Alternatively, imagine you want to decrease the time to checkout per transaction. If a user takes two minutes for their first purchase, four minutes for their second purchase, and three minutes for their third purchase, their average checkout time is three minutes, but their total checkout time is nine minutes. In this case, viewing metric event values as an average makes the most sense.

Choosing a winning variation

The winning variation for a completed experiment is the variation that is most likely to be the best option out of all of the variations tested. To learn more, read Winning variations.

Consider stopping an experiment after you choose a winning variation

If you're done with an experiment and have rolled out the winning variation to your user base, it is a good time to stop your experiment. Experiments running on a user base that only receives one flag variation do not return useful results. Stopping an experiment retains all the data collected so far.

Further analyzing results

If you're using Data Export, you can find experiment data in your Data Export destinations to further analyze it using third-party tools of your own.

To learn more, read Data Export.

Correlating variations and conversions

A conversion is when a user action provides a measurable value for a metric. For example, if a metric is tracking clicks on a checkout button, LaunchDarkly registers a conversion each time a user clicks the button. The SDK sends a track call to register the conversion in LaunchDarkly.

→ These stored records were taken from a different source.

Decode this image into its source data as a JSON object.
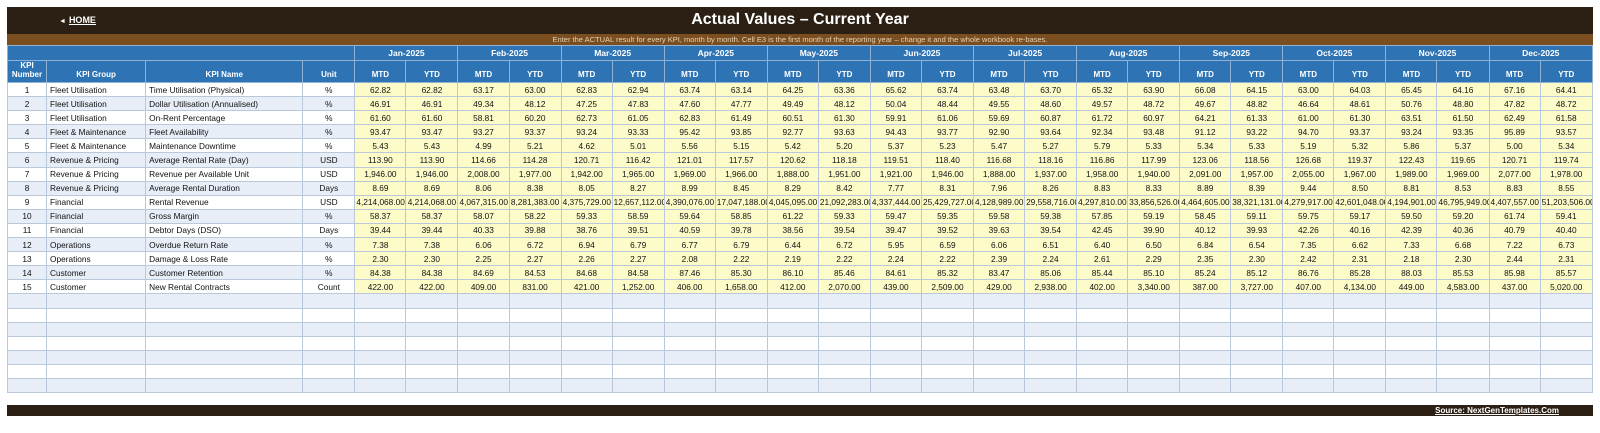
{
  "header": {
    "home_label": "HOME",
    "title": "Actual Values  –  Current Year",
    "subtitle": "Enter the ACTUAL result for every KPI, month by month. Cell E3 is the first month of the reporting year – change it and the whole workbook re-bases."
  },
  "table": {
    "columns": {
      "kpi_number": "KPI Number",
      "kpi_group": "KPI Group",
      "kpi_name": "KPI Name",
      "unit": "Unit",
      "mtd": "MTD",
      "ytd": "YTD"
    },
    "months": [
      "Jan-2025",
      "Feb-2025",
      "Mar-2025",
      "Apr-2025",
      "May-2025",
      "Jun-2025",
      "Jul-2025",
      "Aug-2025",
      "Sep-2025",
      "Oct-2025",
      "Nov-2025",
      "Dec-2025"
    ],
    "empty_rows": 7,
    "rows": [
      {
        "num": "1",
        "group": "Fleet Utilisation",
        "name": "Time Utilisation (Physical)",
        "unit": "%",
        "values": [
          "62.82",
          "62.82",
          "63.17",
          "63.00",
          "62.83",
          "62.94",
          "63.74",
          "63.14",
          "64.25",
          "63.36",
          "65.62",
          "63.74",
          "63.48",
          "63.70",
          "65.32",
          "63.90",
          "66.08",
          "64.15",
          "63.00",
          "64.03",
          "65.45",
          "64.16",
          "67.16",
          "64.41"
        ]
      },
      {
        "num": "2",
        "group": "Fleet Utilisation",
        "name": "Dollar Utilisation (Annualised)",
        "unit": "%",
        "values": [
          "46.91",
          "46.91",
          "49.34",
          "48.12",
          "47.25",
          "47.83",
          "47.60",
          "47.77",
          "49.49",
          "48.12",
          "50.04",
          "48.44",
          "49.55",
          "48.60",
          "49.57",
          "48.72",
          "49.67",
          "48.82",
          "46.64",
          "48.61",
          "50.76",
          "48.80",
          "47.82",
          "48.72"
        ]
      },
      {
        "num": "3",
        "group": "Fleet Utilisation",
        "name": "On-Rent Percentage",
        "unit": "%",
        "values": [
          "61.60",
          "61.60",
          "58.81",
          "60.20",
          "62.73",
          "61.05",
          "62.83",
          "61.49",
          "60.51",
          "61.30",
          "59.91",
          "61.06",
          "59.69",
          "60.87",
          "61.72",
          "60.97",
          "64.21",
          "61.33",
          "61.00",
          "61.30",
          "63.51",
          "61.50",
          "62.49",
          "61.58"
        ]
      },
      {
        "num": "4",
        "group": "Fleet & Maintenance",
        "name": "Fleet Availability",
        "unit": "%",
        "values": [
          "93.47",
          "93.47",
          "93.27",
          "93.37",
          "93.24",
          "93.33",
          "95.42",
          "93.85",
          "92.77",
          "93.63",
          "94.43",
          "93.77",
          "92.90",
          "93.64",
          "92.34",
          "93.48",
          "91.12",
          "93.22",
          "94.70",
          "93.37",
          "93.24",
          "93.35",
          "95.89",
          "93.57"
        ]
      },
      {
        "num": "5",
        "group": "Fleet & Maintenance",
        "name": "Maintenance Downtime",
        "unit": "%",
        "values": [
          "5.43",
          "5.43",
          "4.99",
          "5.21",
          "4.62",
          "5.01",
          "5.56",
          "5.15",
          "5.42",
          "5.20",
          "5.37",
          "5.23",
          "5.47",
          "5.27",
          "5.79",
          "5.33",
          "5.34",
          "5.33",
          "5.19",
          "5.32",
          "5.86",
          "5.37",
          "5.00",
          "5.34"
        ]
      },
      {
        "num": "6",
        "group": "Revenue & Pricing",
        "name": "Average Rental Rate (Day)",
        "unit": "USD",
        "values": [
          "113.90",
          "113.90",
          "114.66",
          "114.28",
          "120.71",
          "116.42",
          "121.01",
          "117.57",
          "120.62",
          "118.18",
          "119.51",
          "118.40",
          "116.68",
          "118.16",
          "116.86",
          "117.99",
          "123.06",
          "118.56",
          "126.68",
          "119.37",
          "122.43",
          "119.65",
          "120.71",
          "119.74"
        ]
      },
      {
        "num": "7",
        "group": "Revenue & Pricing",
        "name": "Revenue per Available Unit",
        "unit": "USD",
        "values": [
          "1,946.00",
          "1,946.00",
          "2,008.00",
          "1,977.00",
          "1,942.00",
          "1,965.00",
          "1,969.00",
          "1,966.00",
          "1,888.00",
          "1,951.00",
          "1,921.00",
          "1,946.00",
          "1,888.00",
          "1,937.00",
          "1,958.00",
          "1,940.00",
          "2,091.00",
          "1,957.00",
          "2,055.00",
          "1,967.00",
          "1,989.00",
          "1,969.00",
          "2,077.00",
          "1,978.00"
        ]
      },
      {
        "num": "8",
        "group": "Revenue & Pricing",
        "name": "Average Rental Duration",
        "unit": "Days",
        "values": [
          "8.69",
          "8.69",
          "8.06",
          "8.38",
          "8.05",
          "8.27",
          "8.99",
          "8.45",
          "8.29",
          "8.42",
          "7.77",
          "8.31",
          "7.96",
          "8.26",
          "8.83",
          "8.33",
          "8.89",
          "8.39",
          "9.44",
          "8.50",
          "8.81",
          "8.53",
          "8.83",
          "8.55"
        ]
      },
      {
        "num": "9",
        "group": "Financial",
        "name": "Rental Revenue",
        "unit": "USD",
        "values": [
          "4,214,068.00",
          "4,214,068.00",
          "4,067,315.00",
          "8,281,383.00",
          "4,375,729.00",
          "12,657,112.00",
          "4,390,076.00",
          "17,047,188.00",
          "4,045,095.00",
          "21,092,283.00",
          "4,337,444.00",
          "25,429,727.00",
          "4,128,989.00",
          "29,558,716.00",
          "4,297,810.00",
          "33,856,526.00",
          "4,464,605.00",
          "38,321,131.00",
          "4,279,917.00",
          "42,601,048.00",
          "4,194,901.00",
          "46,795,949.00",
          "4,407,557.00",
          "51,203,506.00"
        ]
      },
      {
        "num": "10",
        "group": "Financial",
        "name": "Gross Margin",
        "unit": "%",
        "values": [
          "58.37",
          "58.37",
          "58.07",
          "58.22",
          "59.33",
          "58.59",
          "59.64",
          "58.85",
          "61.22",
          "59.33",
          "59.47",
          "59.35",
          "59.58",
          "59.38",
          "57.85",
          "59.19",
          "58.45",
          "59.11",
          "59.75",
          "59.17",
          "59.50",
          "59.20",
          "61.74",
          "59.41"
        ]
      },
      {
        "num": "11",
        "group": "Financial",
        "name": "Debtor Days (DSO)",
        "unit": "Days",
        "values": [
          "39.44",
          "39.44",
          "40.33",
          "39.88",
          "38.76",
          "39.51",
          "40.59",
          "39.78",
          "38.56",
          "39.54",
          "39.47",
          "39.52",
          "39.63",
          "39.54",
          "42.45",
          "39.90",
          "40.12",
          "39.93",
          "42.26",
          "40.16",
          "42.39",
          "40.36",
          "40.79",
          "40.40"
        ]
      },
      {
        "num": "12",
        "group": "Operations",
        "name": "Overdue Return Rate",
        "unit": "%",
        "values": [
          "7.38",
          "7.38",
          "6.06",
          "6.72",
          "6.94",
          "6.79",
          "6.77",
          "6.79",
          "6.44",
          "6.72",
          "5.95",
          "6.59",
          "6.06",
          "6.51",
          "6.40",
          "6.50",
          "6.84",
          "6.54",
          "7.35",
          "6.62",
          "7.33",
          "6.68",
          "7.22",
          "6.73"
        ]
      },
      {
        "num": "13",
        "group": "Operations",
        "name": "Damage & Loss Rate",
        "unit": "%",
        "values": [
          "2.30",
          "2.30",
          "2.25",
          "2.27",
          "2.26",
          "2.27",
          "2.08",
          "2.22",
          "2.19",
          "2.22",
          "2.24",
          "2.22",
          "2.39",
          "2.24",
          "2.61",
          "2.29",
          "2.35",
          "2.30",
          "2.42",
          "2.31",
          "2.18",
          "2.30",
          "2.44",
          "2.31"
        ]
      },
      {
        "num": "14",
        "group": "Customer",
        "name": "Customer Retention",
        "unit": "%",
        "values": [
          "84.38",
          "84.38",
          "84.69",
          "84.53",
          "84.68",
          "84.58",
          "87.46",
          "85.30",
          "86.10",
          "85.46",
          "84.61",
          "85.32",
          "83.47",
          "85.06",
          "85.44",
          "85.10",
          "85.24",
          "85.12",
          "86.76",
          "85.28",
          "88.03",
          "85.53",
          "85.98",
          "85.57"
        ]
      },
      {
        "num": "15",
        "group": "Customer",
        "name": "New Rental Contracts",
        "unit": "Count",
        "values": [
          "422.00",
          "422.00",
          "409.00",
          "831.00",
          "421.00",
          "1,252.00",
          "406.00",
          "1,658.00",
          "412.00",
          "2,070.00",
          "439.00",
          "2,509.00",
          "429.00",
          "2,938.00",
          "402.00",
          "3,340.00",
          "387.00",
          "3,727.00",
          "407.00",
          "4,134.00",
          "449.00",
          "4,583.00",
          "437.00",
          "5,020.00"
        ]
      }
    ]
  },
  "footer": {
    "source_label": "Source: NextGenTemplates.Com"
  }
}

LaunchDarkly uses variation calls to correlate the variation a user received to a conversion within a 90-day window. If there are more than 90 days between the time of a variation call and a track call on a user key, then LaunchDarkly does not register the metric in the experiment.

To learn more about variation calls, read Evaluating flags. To learn more about track calls, read Sending custom events.

In rare cases, unexpected behavior may cause a user to receive multiple variations in the 90 days prior to a conversion. In these cases, LaunchDarkly attributes the conversion to the first variation the user received in that 90-day period.